'Move over' for emergency crews in action
If you've ever had a flat tire on Interstate 80, you know how frightening it can be. Struggling with your car jack and spare tire is tough enough without cars and 18-wheelers whizzing by at 75 mph or more, only inches away.
Now imagine that working alongside a busy highway is part of your job, perhaps a dozen times a day, more than 300 days a year.
If you have a good imagination, you now may be ready to understand a new campaign by the Nebraska State Patrol.
Law enforcement officers and emergency personnel all take their lives into their hands when they get out of their vehicles along the road to talk to motorists or help those who have been in an accident.
The State Patrol kicked off a new multi-media campaign last week to educate the public to the need to "Move Over" for emergency vehicles.

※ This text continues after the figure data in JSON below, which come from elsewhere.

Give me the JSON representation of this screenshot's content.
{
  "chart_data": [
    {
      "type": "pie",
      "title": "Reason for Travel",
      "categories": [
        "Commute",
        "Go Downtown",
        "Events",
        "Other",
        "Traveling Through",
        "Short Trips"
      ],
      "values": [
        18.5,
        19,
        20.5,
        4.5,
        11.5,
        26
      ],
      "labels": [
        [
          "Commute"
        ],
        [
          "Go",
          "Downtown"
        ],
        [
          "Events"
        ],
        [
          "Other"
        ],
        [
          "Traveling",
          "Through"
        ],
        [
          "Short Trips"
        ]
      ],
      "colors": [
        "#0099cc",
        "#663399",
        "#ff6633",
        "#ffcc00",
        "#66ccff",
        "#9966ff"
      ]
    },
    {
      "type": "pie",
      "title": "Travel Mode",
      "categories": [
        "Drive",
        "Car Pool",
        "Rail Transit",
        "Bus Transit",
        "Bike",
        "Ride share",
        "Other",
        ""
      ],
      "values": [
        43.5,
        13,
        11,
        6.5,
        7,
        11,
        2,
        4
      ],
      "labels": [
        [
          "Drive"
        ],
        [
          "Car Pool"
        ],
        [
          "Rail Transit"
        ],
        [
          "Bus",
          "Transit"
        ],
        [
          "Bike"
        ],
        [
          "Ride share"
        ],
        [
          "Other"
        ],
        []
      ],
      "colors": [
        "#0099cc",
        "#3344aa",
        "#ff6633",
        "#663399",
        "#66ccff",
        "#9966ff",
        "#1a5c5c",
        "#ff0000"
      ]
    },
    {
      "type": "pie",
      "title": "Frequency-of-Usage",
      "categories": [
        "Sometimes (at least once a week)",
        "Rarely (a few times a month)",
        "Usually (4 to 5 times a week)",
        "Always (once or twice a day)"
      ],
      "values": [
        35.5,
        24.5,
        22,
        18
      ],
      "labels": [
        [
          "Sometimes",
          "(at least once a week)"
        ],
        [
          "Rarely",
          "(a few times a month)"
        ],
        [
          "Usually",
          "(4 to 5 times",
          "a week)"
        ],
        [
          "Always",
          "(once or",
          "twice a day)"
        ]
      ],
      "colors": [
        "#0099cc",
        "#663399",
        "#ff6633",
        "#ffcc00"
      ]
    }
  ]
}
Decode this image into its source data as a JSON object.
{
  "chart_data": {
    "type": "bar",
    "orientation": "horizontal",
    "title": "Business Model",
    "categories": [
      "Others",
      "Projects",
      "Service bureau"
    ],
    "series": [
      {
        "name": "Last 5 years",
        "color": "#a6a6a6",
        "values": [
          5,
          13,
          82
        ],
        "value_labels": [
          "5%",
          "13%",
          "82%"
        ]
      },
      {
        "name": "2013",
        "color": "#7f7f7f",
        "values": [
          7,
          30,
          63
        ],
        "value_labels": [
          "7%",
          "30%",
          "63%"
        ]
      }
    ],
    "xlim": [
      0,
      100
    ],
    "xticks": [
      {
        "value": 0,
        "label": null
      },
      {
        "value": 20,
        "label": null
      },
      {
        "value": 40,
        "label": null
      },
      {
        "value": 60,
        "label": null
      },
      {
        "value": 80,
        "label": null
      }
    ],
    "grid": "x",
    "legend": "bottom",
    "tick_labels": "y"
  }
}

"I believe the Nebraska State patrol can play a vital role in educating motorists on what they need to do when they approach a stopped emergency vehicle," said Col. Tom Nesbitt, Superintendent of the Nebraska State Patrol. "it is the agency's hope that by providing written materials, billboards and Public Service Announcements that we can alert the driving public to this important safety issue."
The state patrol has a vested interest in the issue. Every year, for the past 10 years, a Nebraska State Patrol Trooper has been struck by a motor vehicle during a traffic stop. Several of those incidents resulted in serious injury to the officer.
According to Department of Justice statistics, 13 percent of officers killed in the line of duty are killed during traffic stops or pursuits. That figure does not take into account the greater number of emergency responders who experience near-hits every year, as they are brushed by speeding vehicles while carrying out their duties.
Most states, including Nebraska, currently have laws requiring motorists to pull to the right and slow down or stop when approached by an emergency vehicle.
But that may not be enough. The State Patrol's educational campaign is an effort to complement that existing legislation by making motorists aware of the need for safe driving procedures when they approach a parked emergency vehicle.
"We want everyone to remember, by slowing down and moving over, you could be saving the life of an emergency worker," Col.
So, if you see an ambulance or fire truck approaching behind you, pull over, slow down and get out of the way. They could be on their way to save your friend, family or property. Slow down and give emergency personnel plenty of room if you are approaching an accident or emergency. Better yet, avoid the area altogether if possible. The same goes for approaching an officer who has someone pulled over on the side of the road.
With care, courtesy and consideration by the driving public emergency personnel will be able to concentrate on doing their jobs instead of watching out for their personal safety.